The term shanshui ("mountains and waters") was invented by intellectuals and artists not only to describe the landscapes of the physical world, but also to refer to an idealized realm where people could find refuge from worldly affairs, seek inner peace, and build a spiritual connection with the great figures of the past. Painters depicted this imaginary world on paper and silk as a way of forgetting about their worries and temporarily freeing themselves from anxiety, by seeking reinvigoration in the high mountains, clouds, mists, springs and streams their brushes birthed. Ink Splendor and Cultural Context brings together classical landscape paintings from the collections of the Liaoning Provincial Museum and the National Art Museum of China. On display are representative works by several historical schools of art, including the Wumen, Songjiang and Jinling schools. The show takes museumgoers into the serene, reclusive universe built from layers upon layers of ink and water by artists also seeking to depict the temperament and philosophical outlook of ancient intellectuals. The exhibition runs at the National Art Museum of China until Nov 19.

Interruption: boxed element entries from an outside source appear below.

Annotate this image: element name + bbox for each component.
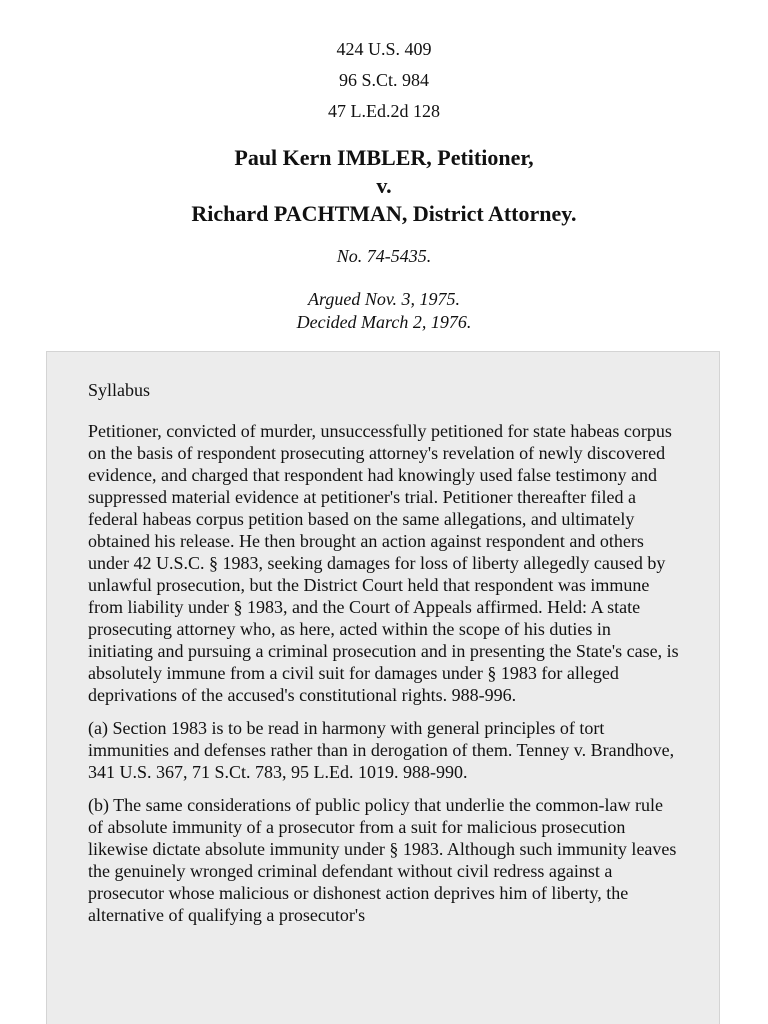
- argued-date: Argued Nov. 3, 1975.: [308, 289, 460, 309]
- syllabus-panel: [46, 351, 720, 1024]
- docket-number: No. 74-5435.: [336, 246, 432, 266]
- syllabus-heading: Syllabus: [88, 380, 151, 400]
- case-title: [0, 144, 768, 228]
- syllabus-paragraph-a: (a) Section 1983 is to be read in harmony with general principles of tort immunities and defenses rather than in derogation of them. Tenney v. Brandhove, 341 U.S. 367, 71 S.Ct. 783, 95 L.Ed. 1019. 988-990.: [88, 718, 675, 782]
- citation-us-reports: 424 U.S. 409: [336, 39, 432, 59]
- respondent-name: Richard PACHTMAN, District Attorney.: [191, 201, 577, 226]
- syllabus-paragraph-b: (b) The same considerations of public policy that underlie the common-law rule of absolute immunity of a prosecutor from a suit for malicious prosecution likewise dictate absolute immunity under § 1983. Although such immunity leaves the genuinely wronged criminal defendant without civil redress against a prosecutor whose malicious or dishonest action deprives him of liberty, the alternative of qualifying a prosecutor's: [88, 795, 677, 925]
- versus-label: v.: [376, 173, 392, 198]
- case-dates: [0, 288, 768, 334]
- petitioner-name: Paul Kern IMBLER, Petitioner,: [234, 145, 534, 170]
- syllabus-paragraph-summary: Petitioner, convicted of murder, unsuccessfully petitioned for state habeas corpus on the basis of respondent prosecuting attorney's revelation of newly discovered evidence, and charged that respondent had knowingly used false testimony and suppressed material evidence at petitioner's trial. Petitioner thereafter filed a federal habeas corpus petition based on the same allegations, and ultimately obtained his release. He then brought an action against respondent and others under 42 U.S.C. § 1983, seeking damages for loss of liberty allegedly caused by unlawful prosecution, but the District Court held that respondent was immune from liability under § 1983, and the Court of Appeals affirmed. Held: A state prosecuting attorney who, as here, acted within the scope of his duties in initiating and pursuing a criminal prosecution and in presenting the State's case, is absolutely immune from a civil suit for damages under § 1983 for alleged deprivations of the accused's constitutional rights. 988-996.: [88, 421, 679, 705]
- citation-block: [0, 34, 768, 127]
- citation-lawyers-edition: 47 L.Ed.2d 128: [328, 101, 440, 121]
- decided-date: Decided March 2, 1976.: [296, 312, 472, 332]
- citation-supreme-court-reporter: 96 S.Ct. 984: [338, 70, 430, 90]
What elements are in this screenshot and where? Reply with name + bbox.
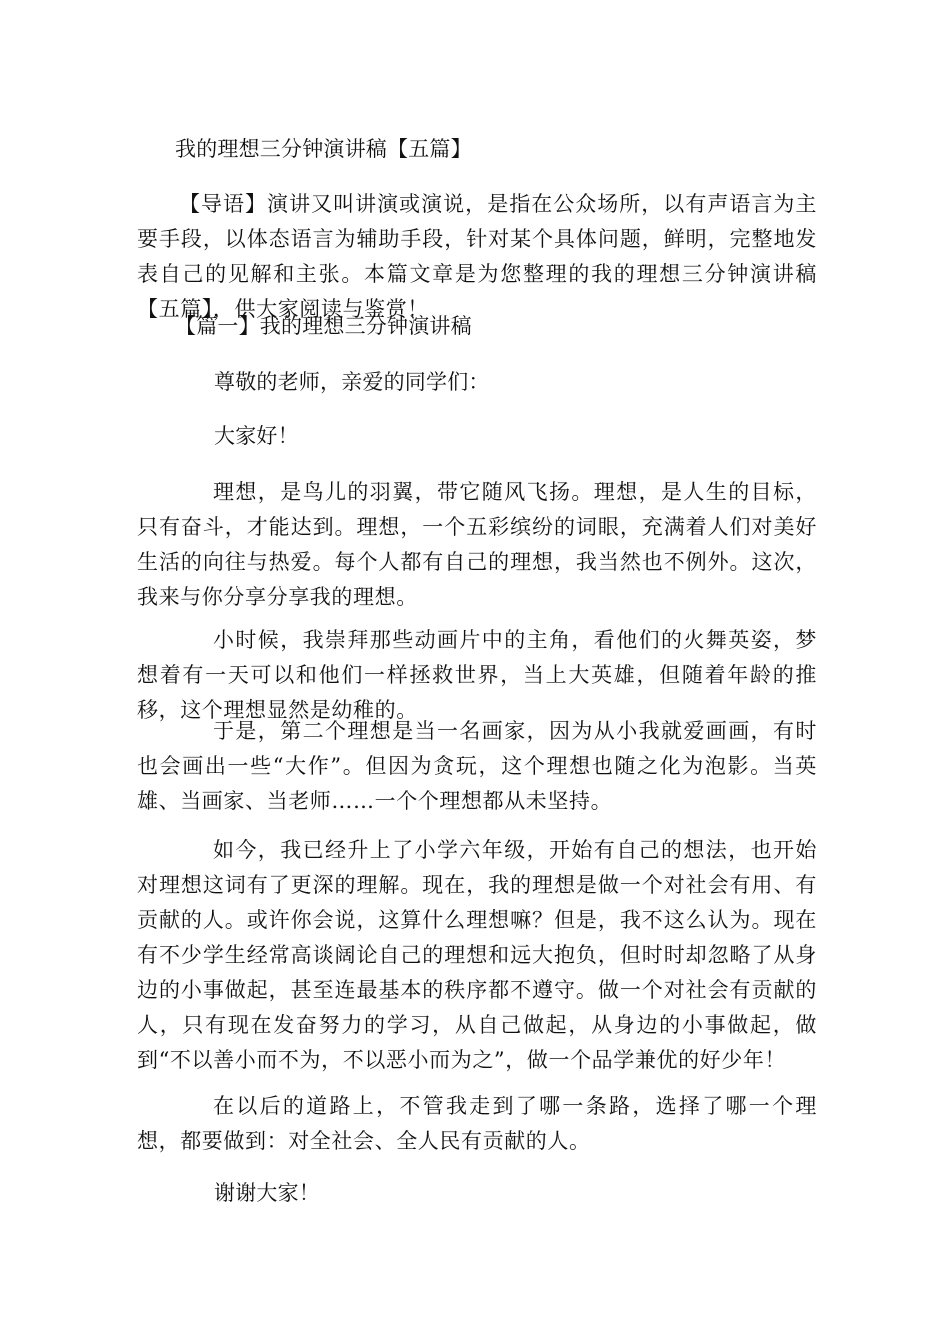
salutation: 尊敬的老师，亲爱的同学们： bbox=[214, 370, 490, 394]
greeting: 大家好！ bbox=[214, 424, 299, 448]
document-title: 我的理想三分钟演讲稿【五篇】 bbox=[175, 137, 472, 161]
body-paragraph-4: 如今，我已经升上了小学六年级，开始有自己的想法，也开始对理想这词有了更深的理解。现在，我的理想是做一个对社会有用、有贡献的人。或许你会说，这算什么理想嘛？但是，我不这么认为。现在有不少学生经常高谈阔论自己的理想和远大抱负，但时时却忽略了从身边的小事做起，甚至连最基本的秩序都不遵守。做一个对社会有贡献的人，只有现在发奋努力的学习，从自己做起，从身边的小事做起，做到“不以善小而不为，不以恶小而为之”，做一个品学兼优的好少年！ bbox=[137, 838, 817, 1072]
body-paragraph-5: 在以后的道路上，不管我走到了哪一条路，选择了哪一个理想，都要做到：对全社会、全人民有贡献的人。 bbox=[137, 1094, 817, 1153]
body-paragraph-2: 小时候，我崇拜那些动画片中的主角，看他们的火舞英姿，梦想着有一天可以和他们一样拯救世界，当上大英雄，但随着年龄的推移，这个理想显然是幼稚的。 bbox=[137, 628, 817, 722]
closing: 谢谢大家！ bbox=[214, 1181, 320, 1205]
section-heading: 【篇一】我的理想三分钟演讲稿 bbox=[175, 314, 472, 338]
intro-paragraph: 【导语】演讲又叫讲演或演说，是指在公众场所，以有声语言为主要手段，以体态语言为辅助手段，针对某个具体问题，鲜明，完整地发表自己的见解和主张。本篇文章是为您整理的我的理想三分钟演讲稿【五篇】，供大家阅读与鉴赏！ bbox=[137, 192, 817, 321]
body-paragraph-1: 理想，是鸟儿的羽翼，带它随风飞扬。理想，是人生的目标，只有奋斗，才能达到。理想，一个五彩缤纷的词眼，充满着人们对美好生活的向往与热爱。每个人都有自己的理想，我当然也不例外。这次，我来与你分享分享我的理想。 bbox=[137, 480, 817, 609]
body-paragraph-3: 于是，第二个理想是当一名画家，因为从小我就爱画画，有时也会画出一些“大作”。但因为贪玩，这个理想也随之化为泡影。当英雄、当画家、当老师……一个个理想都从未坚持。 bbox=[137, 719, 817, 813]
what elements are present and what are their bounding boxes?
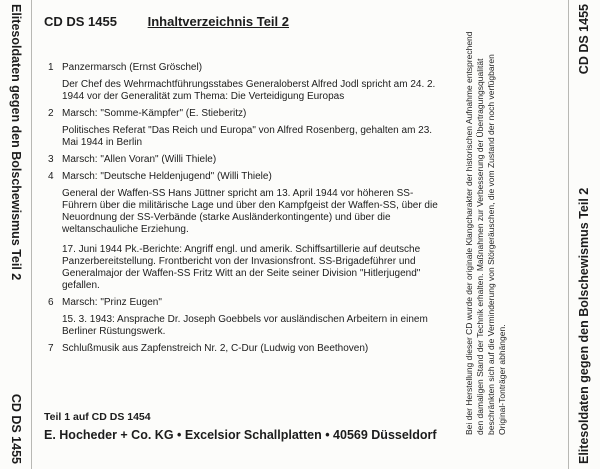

9 am-5 pm, closed on Mondays. 1 Wusi Dajie, Dongcheng district, Beijing. 010-6400-1476.

Past forward

Dai Ze, 101, a prominent artist, passed away in Beijing on Wednesday. The art world is remembering how in 1946, Dai, a young art academy graduate at the time, arrived in Beijing where he would become a teacher at the Central Academy of Fine Arts. He never left, and the ancient city and capital became the location of many important events in his life: making friends, improving painting techniques and theories, and finally, retirement. In return, Dai recorded the changes to Beijing in his work, especially its once tranquil street scenes, so much of which has been subsumed by the hustle and bustle of urbanization. Living Leisurely, an exhibition running until Oct 29 at the art museum of the Beijing Fine Art Academy, is a collection of Dai's depictions of the city over time, and summons up a nostalgic mood that permits visitors to savor the slow pace of old Beijing.